When HFC-143 is the main product, the content of HFC-143 in the product is preferably 60 mol % or more, and more preferably 70 mol % or more.

The fluoroethane compound obtained in Production Method 1 according to the present disclosure may be 1, 1-difluoroethane (HFC-152a). That is, the fluoroethane compound obtained in Production Method 1 according to the present disclosure may comprise HFC-152a as the main product. When HFC-152a is the main product, the chlorofluoroethane compound as a starting material is 1-chloro-1, 1, 2-trifluoroethane (HCFC-133b).

The product obtained in Production Method 1 according to the present disclosure may comprise by-products, unreacted starting materials, and the like. The content of the by-products in the product obtained in Production Method 1 according to the present disclosure can be, for example, 40 mol % or less, more preferably 30 mol % or less, and even more preferably 20 mol % or less, based on the total amount of the product.

The type of the by-products is not limited. For example, the by-products may comprise at least one compound selected from the group consisting of chlorotrifluoroethylene and trifluoroethylene. That is, the product obtained in step A can comprise at least one compound selected from the group consisting of chlorotrifluoroethylene and trifluoroethylene as a by-product.

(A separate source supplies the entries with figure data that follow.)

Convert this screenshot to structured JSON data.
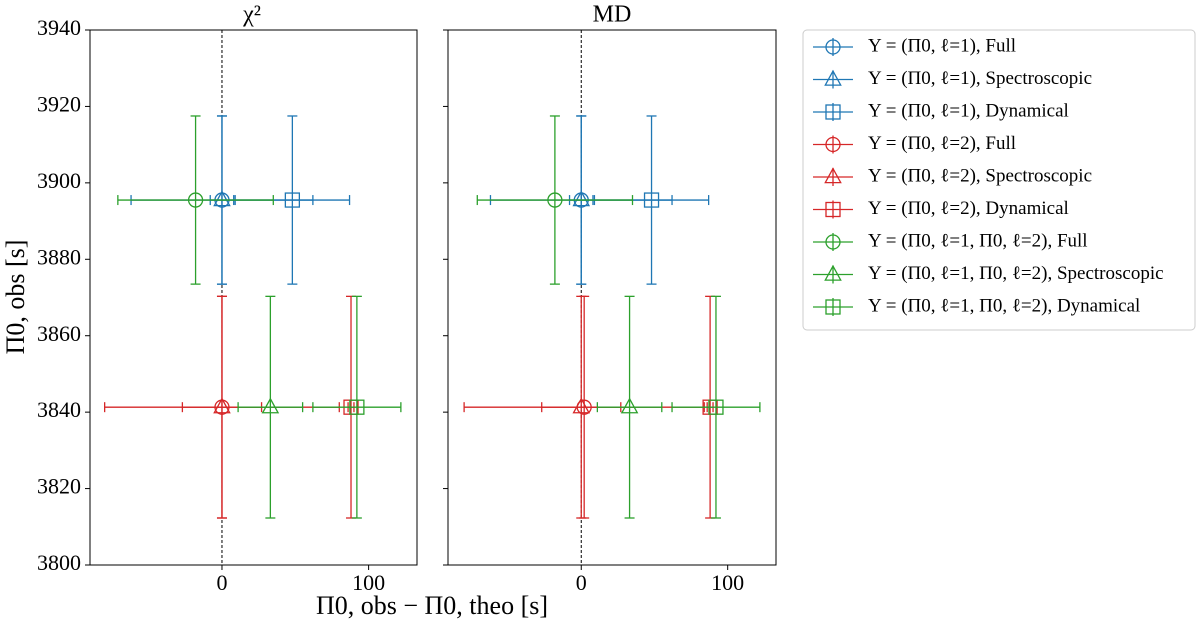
{
  "chart_data": [
    {
      "type": "errorbar",
      "title": "χ²",
      "ylabel": "Π0, obs [s]",
      "xlabel": "Π0, obs − Π0, theo [s]",
      "xlim": [
        -90,
        133
      ],
      "xticks": [
        0,
        100
      ],
      "ylim": [
        3800,
        3940
      ],
      "yticks": [
        3800,
        3820,
        3840,
        3860,
        3880,
        3900,
        3920,
        3940
      ],
      "vline": 0,
      "legend": "outside right",
      "series": [
        {
          "name": "Y = (Π0, ℓ=1),  Full",
          "color": "#1f77b4",
          "marker": "circle",
          "x": [
            0
          ],
          "values": [
            3895.5
          ],
          "xerr": [
            62
          ],
          "yerr": [
            22
          ]
        },
        {
          "name": "Y = (Π0, ℓ=1),  Spectroscopic",
          "color": "#1f77b4",
          "marker": "triangle",
          "x": [
            0
          ],
          "values": [
            3895.5
          ],
          "xerr": [
            8
          ],
          "yerr": [
            22
          ]
        },
        {
          "name": "Y = (Π0, ℓ=1),  Dynamical",
          "color": "#1f77b4",
          "marker": "square",
          "x": [
            48
          ],
          "values": [
            3895.5
          ],
          "xerr": [
            39
          ],
          "yerr": [
            22
          ]
        },
        {
          "name": "Y = (Π0, ℓ=2),  Full",
          "color": "#d62728",
          "marker": "circle",
          "x": [
            0
          ],
          "values": [
            3841.3
          ],
          "xerr": [
            80
          ],
          "yerr": [
            29
          ]
        },
        {
          "name": "Y = (Π0, ℓ=2),  Spectroscopic",
          "color": "#d62728",
          "marker": "triangle",
          "x": [
            0
          ],
          "values": [
            3841.3
          ],
          "xerr": [
            27
          ],
          "yerr": [
            29
          ]
        },
        {
          "name": "Y = (Π0, ℓ=2),  Dynamical",
          "color": "#d62728",
          "marker": "square",
          "x": [
            88
          ],
          "values": [
            3841.3
          ],
          "xerr": [
            2
          ],
          "yerr": [
            29
          ]
        },
        {
          "name": "Y = (Π0, ℓ=1, Π0, ℓ=2),  Full",
          "color": "#2ca02c",
          "marker": "circle",
          "x": [
            -18
          ],
          "values": [
            3895.5
          ],
          "xerr": [
            53
          ],
          "yerr": [
            22
          ]
        },
        {
          "name": "Y = (Π0, ℓ=1, Π0, ℓ=2),  Spectroscopic",
          "color": "#2ca02c",
          "marker": "triangle",
          "x": [
            33
          ],
          "values": [
            3841.3
          ],
          "xerr": [
            22
          ],
          "yerr": [
            29
          ]
        },
        {
          "name": "Y = (Π0, ℓ=1, Π0, ℓ=2),  Dynamical",
          "color": "#2ca02c",
          "marker": "square",
          "x": [
            92
          ],
          "values": [
            3841.3
          ],
          "xerr": [
            30
          ],
          "yerr": [
            29
          ]
        }
      ]
    },
    {
      "type": "errorbar",
      "title": "MD",
      "xlim": [
        -91,
        133
      ],
      "xticks": [
        0,
        100
      ],
      "ylim": [
        3800,
        3940
      ],
      "yticks": [
        3800,
        3820,
        3840,
        3860,
        3880,
        3900,
        3920,
        3940
      ],
      "vline": 0,
      "series": [
        {
          "color": "#1f77b4",
          "marker": "circle",
          "x": [
            0
          ],
          "values": [
            3895.5
          ],
          "xerr": [
            62
          ],
          "yerr": [
            22
          ]
        },
        {
          "color": "#1f77b4",
          "marker": "triangle",
          "x": [
            0
          ],
          "values": [
            3895.5
          ],
          "xerr": [
            8
          ],
          "yerr": [
            22
          ]
        },
        {
          "color": "#1f77b4",
          "marker": "square",
          "x": [
            48
          ],
          "values": [
            3895.5
          ],
          "xerr": [
            39
          ],
          "yerr": [
            22
          ]
        },
        {
          "color": "#d62728",
          "marker": "circle",
          "x": [
            2
          ],
          "values": [
            3841.3
          ],
          "xerr": [
            82
          ],
          "yerr": [
            29
          ]
        },
        {
          "color": "#d62728",
          "marker": "triangle",
          "x": [
            0
          ],
          "values": [
            3841.3
          ],
          "xerr": [
            27
          ],
          "yerr": [
            29
          ]
        },
        {
          "color": "#d62728",
          "marker": "square",
          "x": [
            88
          ],
          "values": [
            3841.3
          ],
          "xerr": [
            2
          ],
          "yerr": [
            29
          ]
        },
        {
          "color": "#2ca02c",
          "marker": "circle",
          "x": [
            -18
          ],
          "values": [
            3895.5
          ],
          "xerr": [
            53
          ],
          "yerr": [
            22
          ]
        },
        {
          "color": "#2ca02c",
          "marker": "triangle",
          "x": [
            33
          ],
          "values": [
            3841.3
          ],
          "xerr": [
            22
          ],
          "yerr": [
            29
          ]
        },
        {
          "color": "#2ca02c",
          "marker": "square",
          "x": [
            92
          ],
          "values": [
            3841.3
          ],
          "xerr": [
            30
          ],
          "yerr": [
            29
          ]
        }
      ]
    }
  ]
}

For example, when CFC-113 is used as the chlorofluoroethane compound, i.e., the starting material, the main product will be HFC-143, and at least one compound selected from the group consisting of chlorotrifluoroethylene and trifluoroethylene will likely be formed as a by-product. Chlorotrifluoroethylene and trifluoroethylene are intermediates, for example, in a reduction reaction for obtaining HFC-143 from CFC-113.